The van rolled in past the gates, gravel from the main road audibly crunching beneath the tires. The few kids running around the fountain in the driveway stopped when they saw us—their heads cocked sideways, eyebrows scrunched, probably wondering what this strange car with these strange people were doing here. I made eye contact with a little girl wearing pink through the window. She then turned to her companion, said something, laughed and then the small group of them ran off, away from my line of sight. They’re skinny. All of them were so skinny.

Everyone unloaded from the van. I stayed behind, almost frozen. My friend Nam turned to me, “Don’t be afraid. They’re people. Nothing will happen.”

“I’m not afraid. I’m just—I’m not.”

I stepped down from the van and looked around at the expansive property. The pink columns, the pink walls, children’s laughter somewhere behind the main entrance—it all felt too happy. Too happy for a place where people come to die.

Let me reiterate. I wasn’t afraid. I was…

—-

The start of something I can’t finish. Maybe I’m afraid to. Maybe I don’t have enough motivation. I pitched this story. Rejection killed the writing mood.

My first visit to the Mai Hoa AIDS Centre in Cu Chi, Sai Gon. 

1:46am  |   URL: http://tmblr.co/ZPvbexEef9dK
  
Filed under: incomplete Sai Gon Cu Chi 
November 3, 2011
Si Hoang: from kingdom to paradise

November 2, 2011

Bột chiên. Rice pastry mixed with egg and delicious spices, drizzled with a tangy sweet soy sauce. 

I thought I’d be sick of Vietnamese food by the time I was back in Canada. 

Not so.

October 24, 2011
Interlude

I tried to prepare myself for what would happen when I came back to Toronto, when this blog would become defunct. I brainstormed for the perfect final post—something that encapsulates my experiences in a place that means so many things to me.

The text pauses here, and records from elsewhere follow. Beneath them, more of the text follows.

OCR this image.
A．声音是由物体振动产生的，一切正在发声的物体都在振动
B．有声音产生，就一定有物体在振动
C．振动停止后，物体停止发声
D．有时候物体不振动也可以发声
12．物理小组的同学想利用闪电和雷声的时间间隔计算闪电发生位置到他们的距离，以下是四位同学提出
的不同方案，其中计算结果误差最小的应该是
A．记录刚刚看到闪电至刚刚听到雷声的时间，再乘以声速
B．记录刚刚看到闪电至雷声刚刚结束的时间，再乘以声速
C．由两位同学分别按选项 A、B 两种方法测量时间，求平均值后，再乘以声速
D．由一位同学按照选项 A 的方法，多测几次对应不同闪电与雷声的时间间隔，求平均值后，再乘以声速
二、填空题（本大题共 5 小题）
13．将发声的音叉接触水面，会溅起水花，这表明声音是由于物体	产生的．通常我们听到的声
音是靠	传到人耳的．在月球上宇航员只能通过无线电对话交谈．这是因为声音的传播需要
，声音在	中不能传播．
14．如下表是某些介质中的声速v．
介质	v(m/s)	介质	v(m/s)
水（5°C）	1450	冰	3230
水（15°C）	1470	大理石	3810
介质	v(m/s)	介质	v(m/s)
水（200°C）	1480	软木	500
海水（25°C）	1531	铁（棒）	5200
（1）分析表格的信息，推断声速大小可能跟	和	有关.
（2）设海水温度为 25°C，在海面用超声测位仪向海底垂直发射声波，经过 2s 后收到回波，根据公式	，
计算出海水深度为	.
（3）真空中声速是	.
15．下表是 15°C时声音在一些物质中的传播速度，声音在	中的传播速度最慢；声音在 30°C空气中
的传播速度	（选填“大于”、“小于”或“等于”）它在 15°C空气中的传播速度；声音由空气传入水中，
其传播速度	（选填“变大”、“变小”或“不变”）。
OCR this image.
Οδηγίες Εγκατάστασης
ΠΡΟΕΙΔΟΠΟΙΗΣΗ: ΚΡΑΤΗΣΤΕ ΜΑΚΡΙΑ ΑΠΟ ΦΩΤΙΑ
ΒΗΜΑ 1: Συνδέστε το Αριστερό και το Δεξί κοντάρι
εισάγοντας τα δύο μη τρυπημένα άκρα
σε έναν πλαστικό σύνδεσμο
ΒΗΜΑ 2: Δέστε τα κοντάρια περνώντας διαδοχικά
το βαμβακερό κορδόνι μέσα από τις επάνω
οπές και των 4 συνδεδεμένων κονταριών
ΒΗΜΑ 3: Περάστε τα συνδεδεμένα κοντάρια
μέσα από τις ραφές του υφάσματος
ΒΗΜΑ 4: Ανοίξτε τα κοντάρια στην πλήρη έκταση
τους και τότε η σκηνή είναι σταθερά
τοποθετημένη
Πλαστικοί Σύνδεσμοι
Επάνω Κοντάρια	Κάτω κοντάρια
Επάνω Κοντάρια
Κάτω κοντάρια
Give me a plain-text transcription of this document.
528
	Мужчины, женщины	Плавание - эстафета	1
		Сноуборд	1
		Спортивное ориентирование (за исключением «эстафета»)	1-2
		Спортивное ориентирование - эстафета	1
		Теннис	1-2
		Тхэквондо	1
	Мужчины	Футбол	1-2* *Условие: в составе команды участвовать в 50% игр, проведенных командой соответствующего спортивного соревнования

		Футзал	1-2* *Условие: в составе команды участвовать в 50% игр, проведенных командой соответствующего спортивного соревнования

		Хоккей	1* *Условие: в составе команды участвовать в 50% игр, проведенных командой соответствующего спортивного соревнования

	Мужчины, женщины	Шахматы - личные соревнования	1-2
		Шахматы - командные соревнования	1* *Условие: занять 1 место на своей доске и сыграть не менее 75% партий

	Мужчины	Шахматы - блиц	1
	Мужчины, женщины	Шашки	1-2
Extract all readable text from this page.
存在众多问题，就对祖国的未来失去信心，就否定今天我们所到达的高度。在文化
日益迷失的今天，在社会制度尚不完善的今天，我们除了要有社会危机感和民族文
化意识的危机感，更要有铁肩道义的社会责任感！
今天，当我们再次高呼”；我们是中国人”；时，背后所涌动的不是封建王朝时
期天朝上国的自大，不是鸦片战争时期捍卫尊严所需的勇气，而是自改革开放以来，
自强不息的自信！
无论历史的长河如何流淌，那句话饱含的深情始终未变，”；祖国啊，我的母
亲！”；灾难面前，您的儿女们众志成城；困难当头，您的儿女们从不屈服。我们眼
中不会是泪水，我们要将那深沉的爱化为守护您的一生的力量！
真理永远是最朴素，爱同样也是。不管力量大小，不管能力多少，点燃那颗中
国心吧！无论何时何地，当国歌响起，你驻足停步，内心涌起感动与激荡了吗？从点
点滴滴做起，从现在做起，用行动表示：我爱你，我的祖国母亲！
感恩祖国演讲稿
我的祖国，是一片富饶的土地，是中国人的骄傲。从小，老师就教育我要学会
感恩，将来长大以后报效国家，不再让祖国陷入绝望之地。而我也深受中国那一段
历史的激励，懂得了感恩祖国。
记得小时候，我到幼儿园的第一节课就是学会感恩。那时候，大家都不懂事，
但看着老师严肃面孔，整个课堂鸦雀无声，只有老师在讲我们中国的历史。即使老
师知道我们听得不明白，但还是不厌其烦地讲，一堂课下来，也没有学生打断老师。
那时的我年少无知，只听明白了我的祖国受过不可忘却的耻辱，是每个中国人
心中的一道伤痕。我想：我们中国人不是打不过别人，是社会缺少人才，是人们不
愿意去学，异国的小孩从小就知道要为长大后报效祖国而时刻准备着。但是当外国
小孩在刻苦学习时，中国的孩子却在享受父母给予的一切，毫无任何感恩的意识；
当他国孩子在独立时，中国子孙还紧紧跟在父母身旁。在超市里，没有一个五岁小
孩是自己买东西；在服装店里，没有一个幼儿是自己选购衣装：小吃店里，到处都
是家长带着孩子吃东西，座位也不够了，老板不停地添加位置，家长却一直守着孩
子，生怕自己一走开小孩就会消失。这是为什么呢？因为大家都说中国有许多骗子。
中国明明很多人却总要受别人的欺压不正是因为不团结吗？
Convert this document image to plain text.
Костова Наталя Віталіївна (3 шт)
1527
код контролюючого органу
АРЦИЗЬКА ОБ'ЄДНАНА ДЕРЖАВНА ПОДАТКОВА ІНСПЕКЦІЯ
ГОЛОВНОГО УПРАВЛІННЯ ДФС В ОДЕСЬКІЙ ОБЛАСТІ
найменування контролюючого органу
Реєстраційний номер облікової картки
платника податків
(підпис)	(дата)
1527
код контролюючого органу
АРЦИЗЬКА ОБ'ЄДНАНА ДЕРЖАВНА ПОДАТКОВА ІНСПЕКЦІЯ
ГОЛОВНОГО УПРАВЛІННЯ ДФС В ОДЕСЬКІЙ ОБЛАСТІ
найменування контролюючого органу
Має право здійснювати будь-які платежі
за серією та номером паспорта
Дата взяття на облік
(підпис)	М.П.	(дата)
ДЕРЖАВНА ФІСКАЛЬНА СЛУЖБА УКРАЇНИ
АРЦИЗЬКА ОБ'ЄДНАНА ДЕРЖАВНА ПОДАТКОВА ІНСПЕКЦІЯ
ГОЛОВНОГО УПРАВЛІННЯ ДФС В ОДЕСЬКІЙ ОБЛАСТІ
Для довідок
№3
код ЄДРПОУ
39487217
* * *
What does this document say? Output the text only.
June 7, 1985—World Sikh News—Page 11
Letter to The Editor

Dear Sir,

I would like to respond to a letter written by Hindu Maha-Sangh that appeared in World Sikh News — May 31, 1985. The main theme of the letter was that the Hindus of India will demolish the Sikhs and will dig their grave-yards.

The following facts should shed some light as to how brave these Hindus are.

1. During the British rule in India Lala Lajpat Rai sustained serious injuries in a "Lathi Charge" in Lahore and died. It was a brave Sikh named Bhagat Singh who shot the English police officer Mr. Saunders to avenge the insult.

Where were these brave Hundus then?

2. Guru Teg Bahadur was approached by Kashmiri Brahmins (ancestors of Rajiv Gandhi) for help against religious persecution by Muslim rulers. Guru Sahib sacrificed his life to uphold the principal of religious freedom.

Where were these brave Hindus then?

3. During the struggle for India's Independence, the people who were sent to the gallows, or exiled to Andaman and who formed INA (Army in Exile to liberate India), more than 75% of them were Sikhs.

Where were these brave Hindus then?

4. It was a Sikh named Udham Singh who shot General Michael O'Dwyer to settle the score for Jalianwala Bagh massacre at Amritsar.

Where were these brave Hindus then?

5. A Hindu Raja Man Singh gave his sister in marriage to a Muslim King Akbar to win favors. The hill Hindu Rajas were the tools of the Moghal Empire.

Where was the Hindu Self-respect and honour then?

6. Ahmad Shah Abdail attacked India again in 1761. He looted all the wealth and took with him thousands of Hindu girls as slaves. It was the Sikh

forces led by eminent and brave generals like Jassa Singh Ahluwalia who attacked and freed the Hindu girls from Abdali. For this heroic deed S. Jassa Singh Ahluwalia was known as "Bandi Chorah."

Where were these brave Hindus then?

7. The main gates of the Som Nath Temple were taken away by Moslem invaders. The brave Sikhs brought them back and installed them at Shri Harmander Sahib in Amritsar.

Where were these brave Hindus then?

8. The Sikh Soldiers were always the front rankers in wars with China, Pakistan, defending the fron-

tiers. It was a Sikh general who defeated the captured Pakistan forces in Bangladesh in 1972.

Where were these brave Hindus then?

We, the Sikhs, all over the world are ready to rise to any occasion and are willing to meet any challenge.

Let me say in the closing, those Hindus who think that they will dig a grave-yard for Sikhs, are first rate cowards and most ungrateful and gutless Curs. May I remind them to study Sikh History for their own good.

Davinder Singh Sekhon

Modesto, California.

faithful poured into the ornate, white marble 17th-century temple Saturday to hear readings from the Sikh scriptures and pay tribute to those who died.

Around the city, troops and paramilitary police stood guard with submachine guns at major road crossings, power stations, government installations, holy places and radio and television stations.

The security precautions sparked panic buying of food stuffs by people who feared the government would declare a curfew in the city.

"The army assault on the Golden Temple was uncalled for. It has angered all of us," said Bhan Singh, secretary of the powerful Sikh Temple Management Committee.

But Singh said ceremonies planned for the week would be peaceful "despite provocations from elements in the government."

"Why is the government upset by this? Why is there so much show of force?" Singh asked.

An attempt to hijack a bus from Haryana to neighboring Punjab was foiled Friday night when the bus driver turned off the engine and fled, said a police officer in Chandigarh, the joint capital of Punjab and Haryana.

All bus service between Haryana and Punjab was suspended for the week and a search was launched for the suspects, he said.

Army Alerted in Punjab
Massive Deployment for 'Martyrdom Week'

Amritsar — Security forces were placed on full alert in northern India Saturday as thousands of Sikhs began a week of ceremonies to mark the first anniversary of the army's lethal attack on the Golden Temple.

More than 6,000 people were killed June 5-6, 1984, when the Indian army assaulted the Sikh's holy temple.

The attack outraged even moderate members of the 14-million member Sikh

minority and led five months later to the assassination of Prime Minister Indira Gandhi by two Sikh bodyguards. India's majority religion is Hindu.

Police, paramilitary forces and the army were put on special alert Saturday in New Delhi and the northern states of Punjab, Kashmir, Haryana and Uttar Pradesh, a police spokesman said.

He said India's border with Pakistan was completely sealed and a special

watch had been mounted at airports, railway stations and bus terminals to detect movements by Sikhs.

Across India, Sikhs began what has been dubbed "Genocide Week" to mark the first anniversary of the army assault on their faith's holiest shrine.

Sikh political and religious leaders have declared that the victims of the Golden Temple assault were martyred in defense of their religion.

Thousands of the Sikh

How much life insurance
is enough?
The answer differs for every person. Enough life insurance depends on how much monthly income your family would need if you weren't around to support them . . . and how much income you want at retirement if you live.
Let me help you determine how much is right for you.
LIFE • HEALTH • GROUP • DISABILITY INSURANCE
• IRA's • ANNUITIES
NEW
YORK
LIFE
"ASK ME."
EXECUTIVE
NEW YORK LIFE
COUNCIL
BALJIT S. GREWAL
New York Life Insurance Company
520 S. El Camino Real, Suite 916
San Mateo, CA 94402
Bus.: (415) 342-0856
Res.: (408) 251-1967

I thought long and hard about what words would paint perfectly the soul of a foreign homeland, an industrializing state, a contradiction of desperate Westernization and steadfast Vietnamese cultural tradition, and above all, the history of my people, my family.

But then my Cathay Pacific flight landed at Pearson, and then my cab pulled up to my parents’ driveway, and then my suitcases piled up in my room and then I went out with friends and then I moved back downtown and then school started and then, and then, and then.

I struggled these past couple months to write the concluding paragraph of that chapter of my life, to no avail. It refuses to be written.

Because maybe that wasn’t a “chapter” of my life. Maybe that was an opening theme which finishes but doesn’t end. Or like the first movement of a long and complicated classical sonata (you know the ones I’m talking about). Its notes twinkle throughout, choosing to come back strong in a reprise or ending but only after they have coloured the life of the piece.

Vignettes of Viet Nam lives on. The sounds playing in the background will occasionally emerge to become a passage, a movement, a cadence—whatever it needs to be.